VolRadar’s headline figure is the Equity Put/Call Ratio: it covers the tracked single-stock universe — the several hundred individual US equities VolRadar follows. It is an equity (single-stock) measure by design. Index and ETF options — including broad-market products like those on the S&P 500 — are not blended into this headline number, because index and single-stock flow behave differently and mixing them would blur the read. A dedicated index/ETF variant is tracked separately as a future addition rather than folded in here.

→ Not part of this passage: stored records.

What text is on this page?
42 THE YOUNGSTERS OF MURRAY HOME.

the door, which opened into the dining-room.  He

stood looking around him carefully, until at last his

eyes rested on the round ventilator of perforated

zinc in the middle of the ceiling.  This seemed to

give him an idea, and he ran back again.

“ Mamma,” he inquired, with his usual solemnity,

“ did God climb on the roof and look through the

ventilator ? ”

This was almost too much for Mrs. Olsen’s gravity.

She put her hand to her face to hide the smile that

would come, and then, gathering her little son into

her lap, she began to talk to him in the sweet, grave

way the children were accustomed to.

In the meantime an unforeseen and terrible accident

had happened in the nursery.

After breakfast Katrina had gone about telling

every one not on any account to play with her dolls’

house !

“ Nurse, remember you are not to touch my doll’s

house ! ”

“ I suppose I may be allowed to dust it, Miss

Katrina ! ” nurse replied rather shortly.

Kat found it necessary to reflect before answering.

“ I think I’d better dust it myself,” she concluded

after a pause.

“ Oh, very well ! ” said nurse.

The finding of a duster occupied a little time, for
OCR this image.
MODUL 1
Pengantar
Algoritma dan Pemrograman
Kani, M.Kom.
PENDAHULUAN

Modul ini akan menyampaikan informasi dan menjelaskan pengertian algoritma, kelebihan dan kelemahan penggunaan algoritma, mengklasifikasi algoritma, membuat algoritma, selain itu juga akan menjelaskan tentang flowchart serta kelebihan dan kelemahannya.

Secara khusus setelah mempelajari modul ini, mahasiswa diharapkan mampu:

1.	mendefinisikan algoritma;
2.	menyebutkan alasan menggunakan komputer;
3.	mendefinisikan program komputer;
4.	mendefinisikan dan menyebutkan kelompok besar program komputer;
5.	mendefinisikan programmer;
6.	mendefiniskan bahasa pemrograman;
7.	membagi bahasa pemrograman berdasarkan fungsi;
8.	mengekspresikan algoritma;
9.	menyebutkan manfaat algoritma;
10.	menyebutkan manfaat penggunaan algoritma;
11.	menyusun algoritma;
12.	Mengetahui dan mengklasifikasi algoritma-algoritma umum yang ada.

For each qualifying trading day we aggregate across the included universe:
Equity PCR = Σ(put volume across symbols) ÷ Σ(call volume across symbols)This is a volume-weighted aggregate, not a simple average of per-symbol ratios — summing the raw contract counts first means a heavily traded name contributes in proportion to its actual activity, rather than every symbol counting equally regardless of size. The result is a single number for the whole tracked equity universe on that day.
We publish two flavours of the ratio:
Showing both side by side separates “what changed hands today” from “what is already on the books” — a single day’s flow can lean one way while the standing book leans the other.
A trading day only becomes a published data point once enough of the tracked universe has reported clean put and call volume. We apply a data-quality coverage gate: a session qualifies when it includes at least 450 symbols and covers 85% or more of the tracked universe for that date. Days that fall short — early in the data history, or when a vendor file is partial — are held back rather than published on thin coverage, so the ratio is never computed on a lopsided sample.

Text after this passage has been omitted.